The team began by gathering students and teachers in Banaal and talking to them about the big cat. It explained that when the locals leave their animals out in the open fields and jungle during the day, they must bring them back home by the evening between Asr and Maghrib prayers. It urged the attendees to refrain from letting their animals stay out at night when the leopard is active.

The Wildlife department team also distributed pamphlets and simple-worded flyers about how the locals can save themselves and their animals from the common leopard.

The Assistant Director and her team then visited Pharri, where they had received complaints of livestock being attacked by leopards, and spoke to an old man whose cow had been attacked.

Aziz told ProPakistani that these villages are small settlements with around eight houses each, and that she asked the man how and where the leopard had attacked his cow. The owner replied that he and the villagers permanently set their animals out into the jungle during the day and that is where they grow up, breed, and live, never returning to the village. He maintained that it was in the jungle that his cow had been killed by the leopard that had also injured a couple of goats.

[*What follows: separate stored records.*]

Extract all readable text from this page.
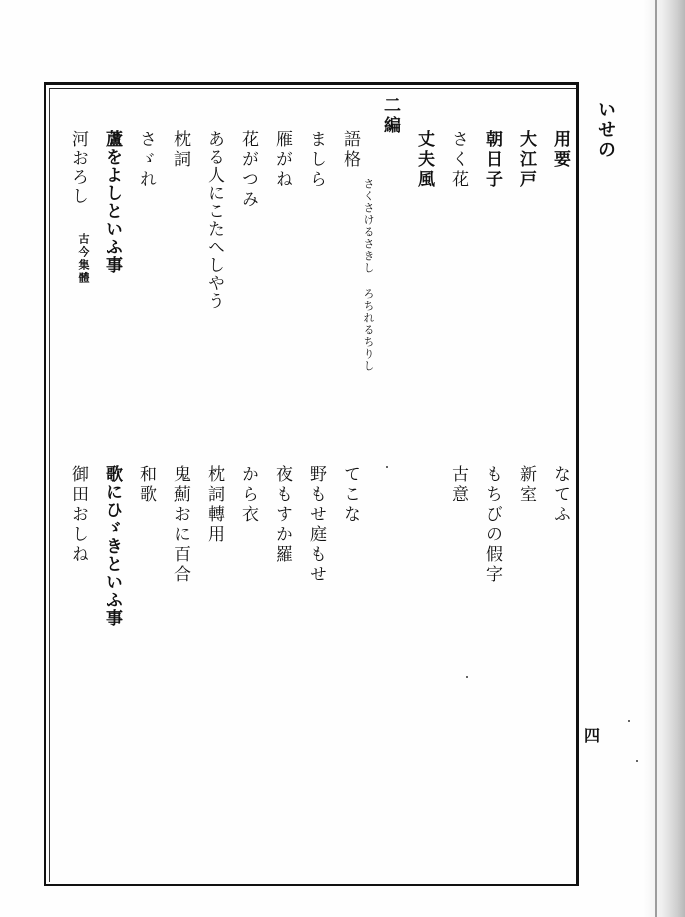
いせの
用要
大江戸
朝日子
さく花
丈夫風
二編
語格
さくさけるさきし ろちれるちりし
ましら
雁がね
花がつみ
ある人にこたへしやう
枕詞
さゞれ
蘆をよしといふ事
河おろし
古今集體
なてふ
新室
もちびの假字
古意
てこな
野もせ庭もせ
夜もすか羅
から衣
枕詞轉用
鬼薊おに百合
和歌
歌にひゞきといふ事
御田おしね
四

The villager also affirmed that the leopards had never attacked any people or animals within the village.

Aziz remarked that it is obvious that the leopards will attack and kill easy prey in their natural habitat but noted that the situation is not serious as there had only been one or two attacks on the livestock.

After analyzing the situation, she and her team continued to educate the villagers of Pharri and Khad about the common leopard and how they can save themselves from being attacked.

About the Common Leopard

The common leopard is often found in northern Pakistan and sometimes in some areas of Balochistan. It is one of Pakistan’s protected species, and it is illegal to hunt them under all provincial laws.

The World Wide Fund for Nature – Pakistan (WWFP) has listed the common leopards as the largest predators of their ecosystem and states that they also play an important role in maintaining it.

The leopards are said to control the population of herbivores and remove unhealthy animals from their habitat. This contains the spread of diseases and maintains the population of healthy wild animals.